Cyberattacks in Canada have struck nearly every sector, but their most disruptive impact has been on essential services and goods, the report says. For example, some hospitals that were victims of cybercrime told officials the incidents disrupted their ability to care for patients, leading to longer stays, delayed tests or procedures and, in some cases, increased death rates.
In 2022, there were 70,878 known incidents of online fraud in Canada, with more than $530-million stolen, the report says.
But the true number is likely much higher, because between 90 per cent and 95 per cent of organizations targeted by these attacks do not inform the authorities, according to Mr.
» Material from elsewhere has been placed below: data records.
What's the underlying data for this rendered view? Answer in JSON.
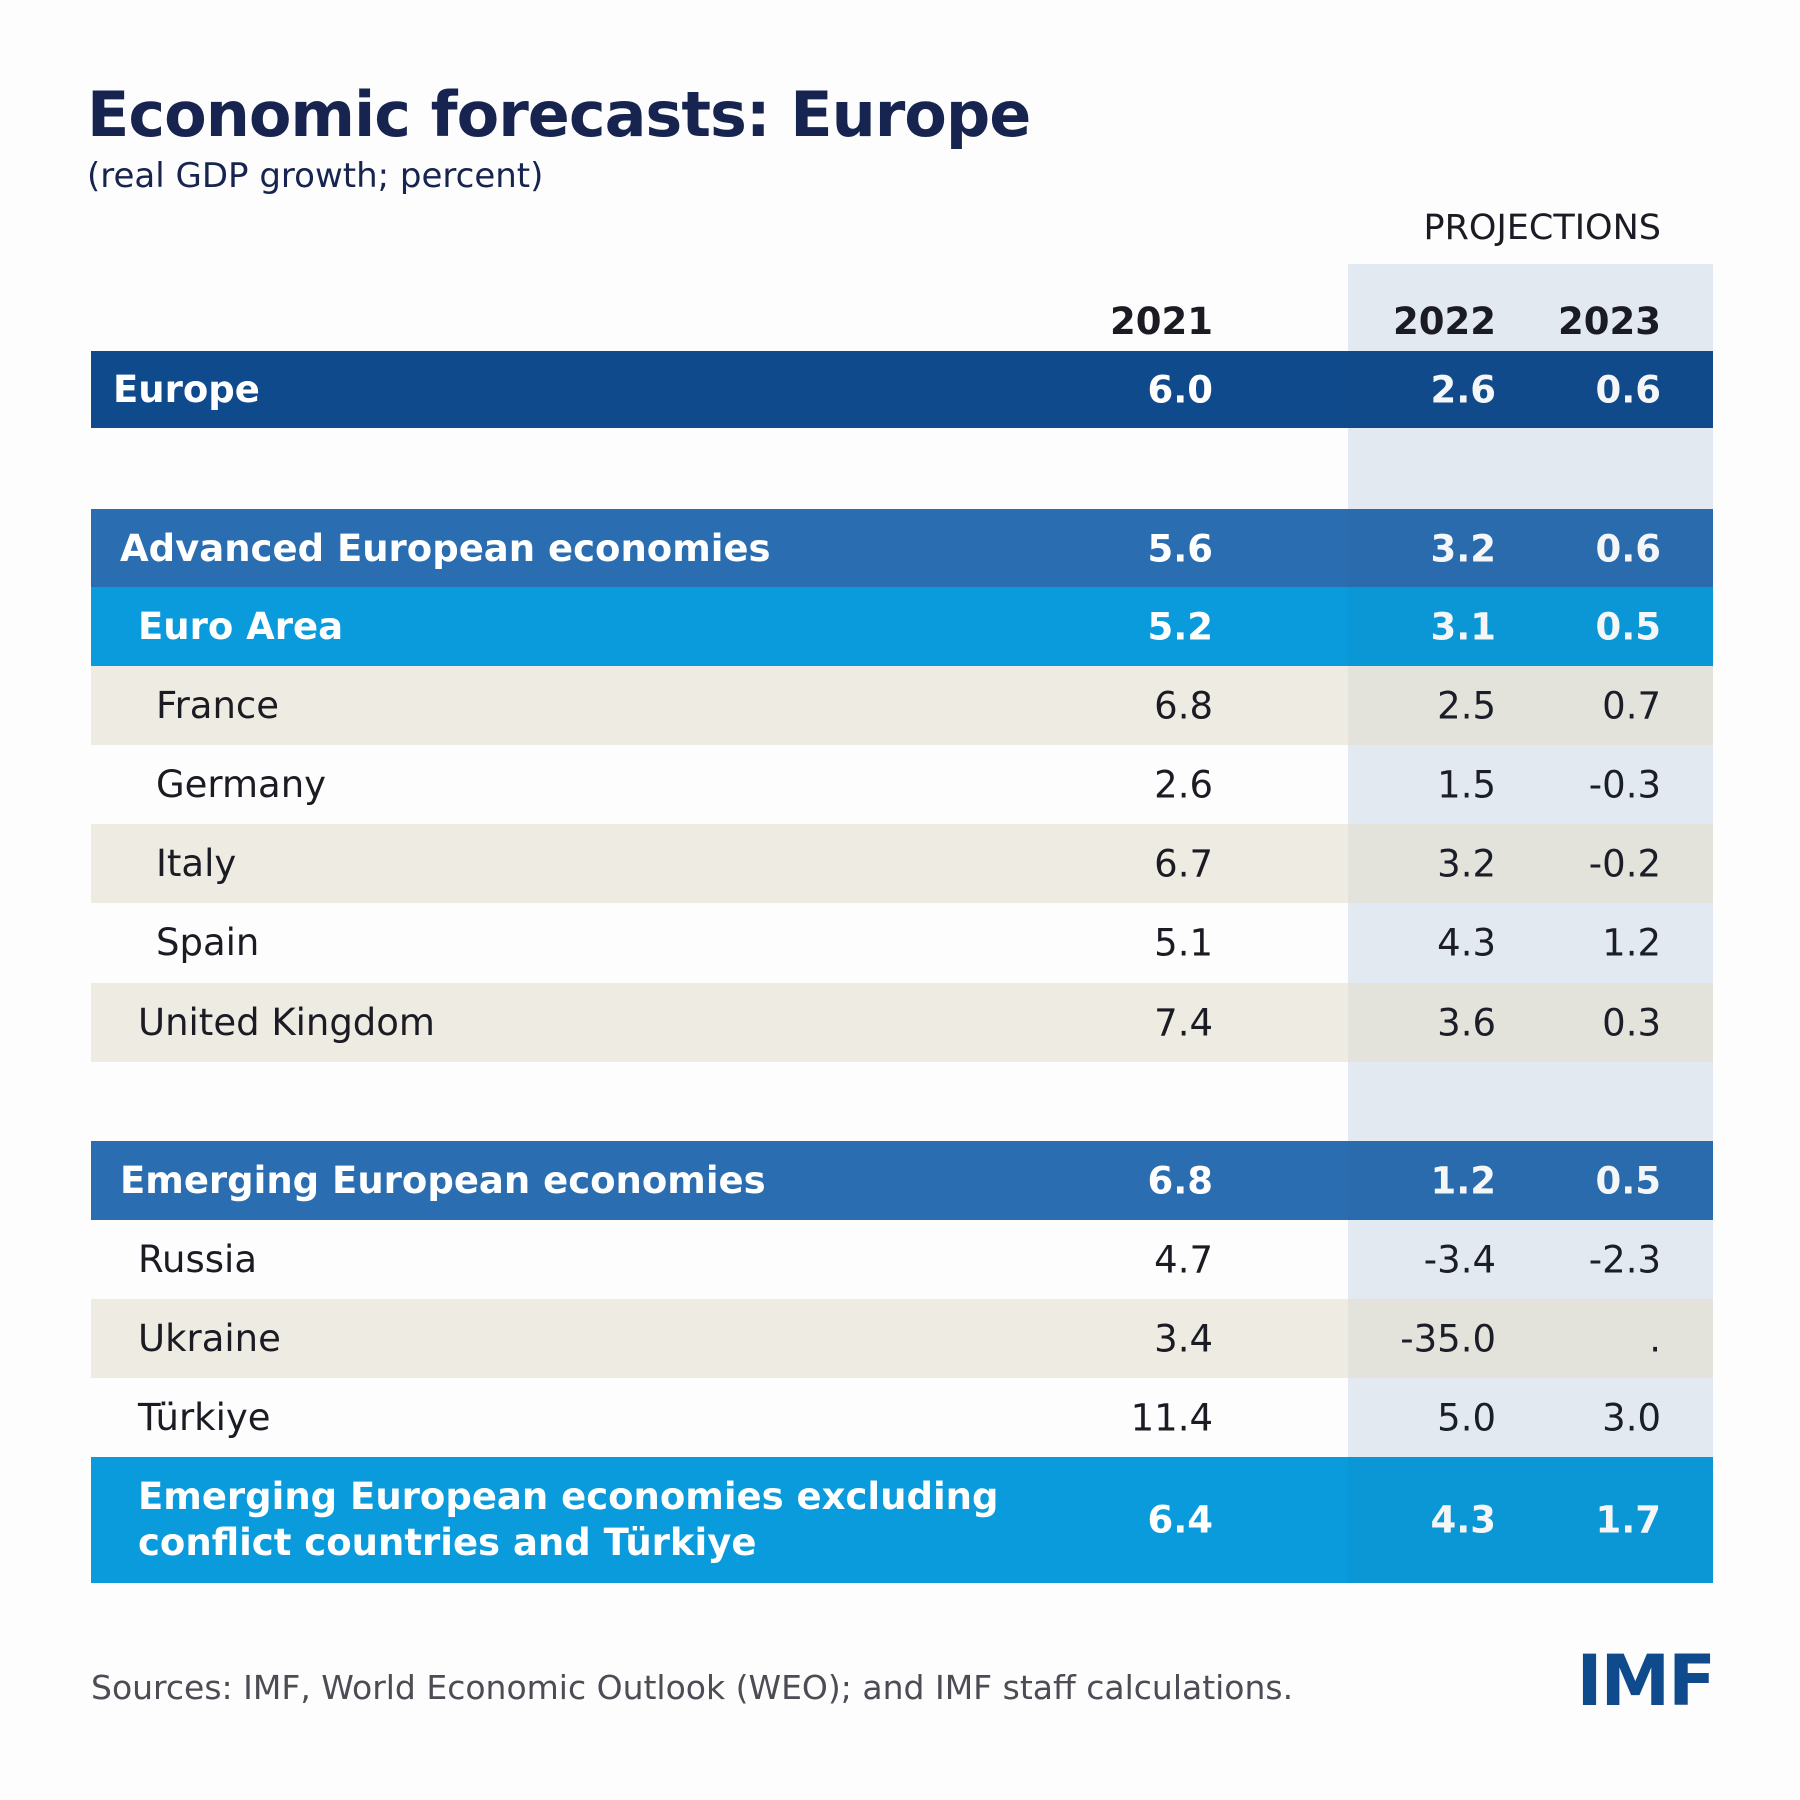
{
  "header": {
    "title": "Economic forecasts: Europe",
    "subtitle": "(real GDP growth; percent)"
  },
  "table": {
    "group_label": "PROJECTIONS",
    "columns": [
      "2021",
      "2022",
      "2023"
    ],
    "rows": [
      {
        "label": "Europe",
        "values": [
          "6.0",
          "2.6",
          "0.6"
        ]
      },
      {
        "label": "Advanced European economies",
        "values": [
          "5.6",
          "3.2",
          "0.6"
        ]
      },
      {
        "label": "Euro Area",
        "values": [
          "5.2",
          "3.1",
          "0.5"
        ]
      },
      {
        "label": "France",
        "values": [
          "6.8",
          "2.5",
          "0.7"
        ]
      },
      {
        "label": "Germany",
        "values": [
          "2.6",
          "1.5",
          "-0.3"
        ]
      },
      {
        "label": "Italy",
        "values": [
          "6.7",
          "3.2",
          "-0.2"
        ]
      },
      {
        "label": "Spain",
        "values": [
          "5.1",
          "4.3",
          "1.2"
        ]
      },
      {
        "label": "United Kingdom",
        "values": [
          "7.4",
          "3.6",
          "0.3"
        ]
      },
      {
        "label": "Emerging European economies",
        "values": [
          "6.8",
          "1.2",
          "0.5"
        ]
      },
      {
        "label": "Russia",
        "values": [
          "4.7",
          "-3.4",
          "-2.3"
        ]
      },
      {
        "label": "Ukraine",
        "values": [
          "3.4",
          "-35.0",
          "."
        ]
      },
      {
        "label": "Türkiye",
        "values": [
          "11.4",
          "5.0",
          "3.0"
        ]
      },
      {
        "label": "Emerging European economies excluding conflict countries and Türkiye",
        "values": [
          "6.4",
          "4.3",
          "1.7"
        ]
      }
    ]
  },
  "footer": {
    "source": "Sources: IMF, World Economic Outlook (WEO); and IMF staff calculations.",
    "logo": "IMF"
  }
}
Lynam, who is also director-general of the Canadian Anti-Fraud Centre, an organization run jointly by the RCMP, the Ontario Provincial Police and the Competition Bureau. The actual amount of money stolen last year is “easily” $5-billion or more, he estimated.
He urged small businesses to report online security breaches to authorities. “One report from a small town in Canada could be the missing piece to an international puzzle,” he said.
Mr. Khoury said even basic cybersecurity measures can help prevent some attacks. While big companies are likely to have these measures in place, he said, small and medium-sized businesses should also invest in their defences.
But the report cautions that one form of defence, cyberinsurance policies, may “have implications for the prevalence of ransomware in Canada.”
Asked what those implications are, Mr. Khoury said his organization encourages Canadian businesses to “protect themselves as much as possible and not wait for an incident to activate an insurance policy.”
“But we have to look at what fuels that ransomware business,” he said. “And what fuels it is money. Cybercriminals are motivated by profit. So, anything that contributes to that ecosystem by injecting money into it is something that we have to take seriously.”